Another witness, Ms. Jones, who was actually at the scene of the shooting, described how far the victim ran before he was shot by pointing out a distance in the courtroom. The distance was described by the prosecutor and accepted by the court and the witness, as being fifteen to twenty feet. Ex. Vol. 11, page 88. Later, a crime scene technician testified that clothes and a bullet were found fifty yards from *225the corner store, evidence that the scuffling for the gun moved — started at one place and moved down and/or into the slreet and that the defendant shot the victim as soon as he wrestled the gun from him. Sydnor was asked in his statement to the police where he shot the victim and responded, “Right there at the curb. He ran away across the street.” He subsequently testified that the victim was five feet away when he was shot and that the defendant shot Mr. Jackson immediately after he wrestled the gun from him. His statement was introduced over his objection as evidence for the State.

. Burko v. State, 19 Md.App. 645, 313 A.2d 864 (1974), vacated on other grounds, 422 U.S. 1003, 95 S.Ct. 2624, 45 L.Ed.2d 667 (1975).

. Presumably, in that circumstance, the majority would hold that Mr. Jackson was shooting during a robbery and Mr. Sydnor was not, but might hold that Mr. Sydnor was acting in self-defense, although the right to self-defense, according to the majority, supposedly would have ceased when Mr. Jackson turned and walked away.

. In footnote 4 of the majority opinion, the Court mischaracterizes the position of the dissent. It is my belief that the law of robbery has always permitted the victims of robbery, unlike the victims in certain other situations, to use not only necessary, but deadly force, to resist a forcible robbery in progress. The Court heretofore has always construed robbery to be a continuing offense, not completed until the robber has reached a place of, or status of, temporary safety. What the majority does in footnote 4, and in the opinion for that matter, is to, for the first time, engraft the general law of self defense onto the law relating to an ongoing robbery offense for which different rules have always applied.

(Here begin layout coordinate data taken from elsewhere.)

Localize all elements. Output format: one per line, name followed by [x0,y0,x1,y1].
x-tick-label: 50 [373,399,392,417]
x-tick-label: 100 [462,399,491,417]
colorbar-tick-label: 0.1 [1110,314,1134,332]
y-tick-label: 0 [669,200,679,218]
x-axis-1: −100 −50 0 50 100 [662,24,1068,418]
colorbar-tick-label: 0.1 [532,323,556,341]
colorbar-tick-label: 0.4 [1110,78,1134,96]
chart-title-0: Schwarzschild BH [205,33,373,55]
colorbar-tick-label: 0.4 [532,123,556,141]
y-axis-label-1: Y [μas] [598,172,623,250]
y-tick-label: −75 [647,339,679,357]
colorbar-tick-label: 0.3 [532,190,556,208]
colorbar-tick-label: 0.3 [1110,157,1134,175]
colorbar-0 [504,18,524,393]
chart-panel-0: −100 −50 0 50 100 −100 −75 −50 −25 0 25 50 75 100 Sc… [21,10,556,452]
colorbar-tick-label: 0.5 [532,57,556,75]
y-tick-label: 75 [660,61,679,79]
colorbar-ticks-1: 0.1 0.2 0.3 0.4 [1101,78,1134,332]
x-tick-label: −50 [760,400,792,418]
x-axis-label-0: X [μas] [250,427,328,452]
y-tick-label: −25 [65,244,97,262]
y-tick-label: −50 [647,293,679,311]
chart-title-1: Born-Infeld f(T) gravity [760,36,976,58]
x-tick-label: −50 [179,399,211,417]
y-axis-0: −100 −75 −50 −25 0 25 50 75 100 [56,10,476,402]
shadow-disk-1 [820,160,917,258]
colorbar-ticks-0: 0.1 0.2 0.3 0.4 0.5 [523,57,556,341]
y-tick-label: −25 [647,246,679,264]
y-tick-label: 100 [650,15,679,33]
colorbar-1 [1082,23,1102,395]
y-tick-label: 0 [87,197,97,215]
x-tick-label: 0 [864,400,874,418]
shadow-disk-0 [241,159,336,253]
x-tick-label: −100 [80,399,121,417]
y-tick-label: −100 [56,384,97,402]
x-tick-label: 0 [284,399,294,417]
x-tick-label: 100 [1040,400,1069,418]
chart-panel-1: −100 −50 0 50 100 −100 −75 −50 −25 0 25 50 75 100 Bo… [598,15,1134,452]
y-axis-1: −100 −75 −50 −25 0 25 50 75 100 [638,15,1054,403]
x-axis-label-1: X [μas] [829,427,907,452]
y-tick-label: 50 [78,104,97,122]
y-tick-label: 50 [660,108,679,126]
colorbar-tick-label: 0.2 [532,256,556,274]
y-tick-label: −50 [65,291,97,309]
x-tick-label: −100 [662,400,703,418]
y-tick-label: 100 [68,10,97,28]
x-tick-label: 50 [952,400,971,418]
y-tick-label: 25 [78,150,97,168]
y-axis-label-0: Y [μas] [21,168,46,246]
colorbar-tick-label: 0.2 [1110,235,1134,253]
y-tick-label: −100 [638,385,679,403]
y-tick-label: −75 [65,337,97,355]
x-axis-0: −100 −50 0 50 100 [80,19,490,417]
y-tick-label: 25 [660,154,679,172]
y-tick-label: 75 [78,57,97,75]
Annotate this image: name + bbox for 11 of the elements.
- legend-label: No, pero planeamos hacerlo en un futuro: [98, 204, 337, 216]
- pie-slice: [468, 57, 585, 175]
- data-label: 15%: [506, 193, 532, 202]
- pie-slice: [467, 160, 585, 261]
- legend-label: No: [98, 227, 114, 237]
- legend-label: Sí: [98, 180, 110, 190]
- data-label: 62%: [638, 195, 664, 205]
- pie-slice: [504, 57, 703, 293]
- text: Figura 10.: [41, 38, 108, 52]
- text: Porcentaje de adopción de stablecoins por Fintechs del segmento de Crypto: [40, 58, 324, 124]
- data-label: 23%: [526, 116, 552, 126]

In changing the law, it is retroactively holding the petitioner responsible for a criminal act, which was not a criminal act when committed. In the process, Sydnor will be spending twelve years in prison for an offense that was not an offense at the time it occurred.

While it can be argued that the position of the majority is a proper position to be taken in future instances of resistance to robbery (al*233though I would not make the argument), in my view, it should not be, for obvious reasons, created — after the fact.